Users can apply a variety of filters based on validation classification to narrow or broaden search parameters. A typical example could be seeking all validation failure data for a given model or model year from a certain geographic location for a specific subsystem. The application lets users drill down to get more detailed views of other related KPIs extracted for a failed load case. Further drill-downs into the actual simulation or test data can be easily enabled by providing hotlinks into the underlying, structured data repository of product performance data.
The softwares applications can be exercised to produce a multitude of comparison charts using different dimensions of data without the need to develop any code. The tools reporting graphical user interface (GUI) provides direct access to all dimensions captured within the multidimensional solutions model.
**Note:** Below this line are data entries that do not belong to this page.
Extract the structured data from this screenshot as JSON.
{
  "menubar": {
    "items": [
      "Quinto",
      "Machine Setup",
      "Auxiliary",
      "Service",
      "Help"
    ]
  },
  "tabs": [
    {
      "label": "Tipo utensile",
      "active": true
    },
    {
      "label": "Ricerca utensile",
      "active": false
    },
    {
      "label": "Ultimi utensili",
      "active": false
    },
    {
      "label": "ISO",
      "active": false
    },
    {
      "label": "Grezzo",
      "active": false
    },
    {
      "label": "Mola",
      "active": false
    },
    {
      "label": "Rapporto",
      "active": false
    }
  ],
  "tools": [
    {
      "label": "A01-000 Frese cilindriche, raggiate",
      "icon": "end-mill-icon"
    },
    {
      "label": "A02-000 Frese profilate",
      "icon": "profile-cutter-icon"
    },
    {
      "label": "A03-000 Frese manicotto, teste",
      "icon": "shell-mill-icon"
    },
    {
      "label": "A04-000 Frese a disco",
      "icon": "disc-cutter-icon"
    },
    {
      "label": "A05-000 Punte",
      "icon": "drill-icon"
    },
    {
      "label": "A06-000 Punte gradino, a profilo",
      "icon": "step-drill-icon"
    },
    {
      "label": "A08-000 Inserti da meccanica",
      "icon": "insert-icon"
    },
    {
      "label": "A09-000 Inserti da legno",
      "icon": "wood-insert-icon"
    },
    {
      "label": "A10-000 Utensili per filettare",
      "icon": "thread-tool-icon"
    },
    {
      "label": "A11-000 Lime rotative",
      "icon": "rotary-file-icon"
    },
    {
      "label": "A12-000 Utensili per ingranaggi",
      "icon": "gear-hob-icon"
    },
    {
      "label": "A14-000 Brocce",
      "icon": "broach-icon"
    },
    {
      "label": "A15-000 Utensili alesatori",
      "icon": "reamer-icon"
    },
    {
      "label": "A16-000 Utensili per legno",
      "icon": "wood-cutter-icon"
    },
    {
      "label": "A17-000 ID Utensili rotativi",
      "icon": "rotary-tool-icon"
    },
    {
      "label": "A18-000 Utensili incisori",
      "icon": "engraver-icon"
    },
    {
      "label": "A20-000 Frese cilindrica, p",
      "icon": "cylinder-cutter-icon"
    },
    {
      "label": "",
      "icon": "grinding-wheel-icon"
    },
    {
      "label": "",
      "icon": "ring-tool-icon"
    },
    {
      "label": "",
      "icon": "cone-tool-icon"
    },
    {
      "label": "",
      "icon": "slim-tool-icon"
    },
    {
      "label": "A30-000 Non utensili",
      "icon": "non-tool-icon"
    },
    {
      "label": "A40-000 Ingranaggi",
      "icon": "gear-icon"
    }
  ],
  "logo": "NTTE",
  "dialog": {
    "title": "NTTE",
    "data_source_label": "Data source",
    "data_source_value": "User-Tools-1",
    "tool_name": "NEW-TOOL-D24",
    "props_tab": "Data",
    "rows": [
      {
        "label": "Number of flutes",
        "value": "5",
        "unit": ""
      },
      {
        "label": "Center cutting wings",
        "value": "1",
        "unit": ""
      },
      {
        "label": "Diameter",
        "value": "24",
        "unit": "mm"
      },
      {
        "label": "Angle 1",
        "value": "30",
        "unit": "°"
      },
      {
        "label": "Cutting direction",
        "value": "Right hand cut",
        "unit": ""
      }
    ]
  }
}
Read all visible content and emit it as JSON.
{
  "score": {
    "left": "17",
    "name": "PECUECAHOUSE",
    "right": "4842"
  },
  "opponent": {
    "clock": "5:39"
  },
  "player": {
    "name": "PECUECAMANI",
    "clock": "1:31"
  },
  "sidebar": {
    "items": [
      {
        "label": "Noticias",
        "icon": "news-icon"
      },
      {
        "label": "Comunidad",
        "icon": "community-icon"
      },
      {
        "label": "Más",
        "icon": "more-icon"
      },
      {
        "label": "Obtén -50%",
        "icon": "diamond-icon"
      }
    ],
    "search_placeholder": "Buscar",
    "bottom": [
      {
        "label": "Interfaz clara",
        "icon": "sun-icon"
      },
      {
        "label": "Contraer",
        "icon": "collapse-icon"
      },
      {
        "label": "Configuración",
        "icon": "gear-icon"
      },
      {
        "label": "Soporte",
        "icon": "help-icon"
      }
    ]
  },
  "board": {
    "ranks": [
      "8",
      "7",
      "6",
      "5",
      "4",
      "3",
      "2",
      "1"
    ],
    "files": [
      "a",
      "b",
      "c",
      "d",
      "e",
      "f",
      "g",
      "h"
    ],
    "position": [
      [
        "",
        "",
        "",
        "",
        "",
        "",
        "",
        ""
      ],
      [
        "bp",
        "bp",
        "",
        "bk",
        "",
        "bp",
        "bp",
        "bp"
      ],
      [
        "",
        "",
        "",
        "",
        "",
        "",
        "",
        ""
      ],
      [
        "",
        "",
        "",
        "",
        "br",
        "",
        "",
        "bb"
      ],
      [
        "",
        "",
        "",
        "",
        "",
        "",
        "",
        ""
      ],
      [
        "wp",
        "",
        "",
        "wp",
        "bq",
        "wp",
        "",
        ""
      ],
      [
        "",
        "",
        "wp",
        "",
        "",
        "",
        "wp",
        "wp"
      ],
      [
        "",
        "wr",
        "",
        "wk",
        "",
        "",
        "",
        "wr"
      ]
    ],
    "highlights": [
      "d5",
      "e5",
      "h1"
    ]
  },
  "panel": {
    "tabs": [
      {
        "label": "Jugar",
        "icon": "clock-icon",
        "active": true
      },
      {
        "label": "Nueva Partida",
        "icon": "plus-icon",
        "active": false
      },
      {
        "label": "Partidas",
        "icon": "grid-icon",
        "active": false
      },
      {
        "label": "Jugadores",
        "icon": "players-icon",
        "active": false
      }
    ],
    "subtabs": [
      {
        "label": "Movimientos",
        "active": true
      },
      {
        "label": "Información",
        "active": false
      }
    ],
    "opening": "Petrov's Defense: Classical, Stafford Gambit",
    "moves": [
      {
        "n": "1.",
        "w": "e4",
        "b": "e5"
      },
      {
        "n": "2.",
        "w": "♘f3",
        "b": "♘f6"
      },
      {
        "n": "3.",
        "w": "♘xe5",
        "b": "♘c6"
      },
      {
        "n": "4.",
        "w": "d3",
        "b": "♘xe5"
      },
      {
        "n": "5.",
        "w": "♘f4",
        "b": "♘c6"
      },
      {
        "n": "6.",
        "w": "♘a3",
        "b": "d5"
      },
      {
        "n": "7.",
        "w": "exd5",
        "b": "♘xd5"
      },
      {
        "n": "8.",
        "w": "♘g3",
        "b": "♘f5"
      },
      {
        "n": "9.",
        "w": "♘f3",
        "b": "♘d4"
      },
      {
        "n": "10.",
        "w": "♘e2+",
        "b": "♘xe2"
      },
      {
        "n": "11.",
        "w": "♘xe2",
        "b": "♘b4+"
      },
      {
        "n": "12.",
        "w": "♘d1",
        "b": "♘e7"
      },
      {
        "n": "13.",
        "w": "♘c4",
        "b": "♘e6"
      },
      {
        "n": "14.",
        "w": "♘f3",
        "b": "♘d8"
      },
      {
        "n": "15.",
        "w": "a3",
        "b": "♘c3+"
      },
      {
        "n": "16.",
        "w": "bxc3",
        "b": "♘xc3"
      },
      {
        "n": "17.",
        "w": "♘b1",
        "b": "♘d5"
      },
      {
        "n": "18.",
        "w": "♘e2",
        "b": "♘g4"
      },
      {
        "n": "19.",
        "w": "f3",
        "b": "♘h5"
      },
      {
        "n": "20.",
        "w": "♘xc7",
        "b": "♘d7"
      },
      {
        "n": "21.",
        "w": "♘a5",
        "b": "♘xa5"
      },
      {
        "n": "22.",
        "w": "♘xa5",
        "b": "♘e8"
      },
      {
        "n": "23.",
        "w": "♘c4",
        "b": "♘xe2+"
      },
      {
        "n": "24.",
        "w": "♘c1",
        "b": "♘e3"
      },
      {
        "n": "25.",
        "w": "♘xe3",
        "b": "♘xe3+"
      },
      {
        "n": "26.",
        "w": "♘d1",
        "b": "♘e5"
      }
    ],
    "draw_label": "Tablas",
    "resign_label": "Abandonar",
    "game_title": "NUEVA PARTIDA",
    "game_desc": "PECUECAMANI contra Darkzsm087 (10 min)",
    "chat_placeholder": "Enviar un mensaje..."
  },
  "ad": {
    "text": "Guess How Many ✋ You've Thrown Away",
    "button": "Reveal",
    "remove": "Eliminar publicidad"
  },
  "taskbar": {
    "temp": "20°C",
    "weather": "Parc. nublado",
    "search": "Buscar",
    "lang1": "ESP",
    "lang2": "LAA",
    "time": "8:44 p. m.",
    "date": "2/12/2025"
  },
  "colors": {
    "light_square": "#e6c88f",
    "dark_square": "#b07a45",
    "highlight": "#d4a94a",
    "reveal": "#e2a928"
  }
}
Role-Based Access Requirements
Product performance data are generated by engineers and analysts, used by design release engineers or product designers, and accessed by decision-makers to ensure a good-quality product is released to the market. Based on the role of an individual, the depth and breadth of data access are remarkably different.
An analyst is typically concerned with a specific component or subsystem. The analyst also deals with modeling techniques and very granular details of a specific validation. The design release engineer might typically be interested in a pass/fail evaluation for a component resulting from all validations conducted on the said component. The view for the design release engineer is broader accessing KPIs from all validations but the details are lower-accessing KPIs instead of highly granular post-processed reports. Personnel with product release responsibilities need such data across multiple product lines across the globe.
Product performance dashboards satisfy users across the board by making required data available through cube-dicing. An analyst, for example, could quickly compare KPIs from a specific validation across all development phases, across multiple iterations and also compare current KPIs with historical data or data from competitive products.
BI software enables this narrowing or broadening of focus to provide exactly what is desired by accessing this multidimensional structure through a few mouse clicks. Access to all up-to-date, critical information is at the users fingertips, all the time. With EI in hand, all stakeholders remain informed about KPIs and potential product risks. They are able to drill down into information to gain insight and isolate problems. They can also perform sophisticated analyses, generate reports and collaborate with colleagues. Overall, this results in smarter business decisions.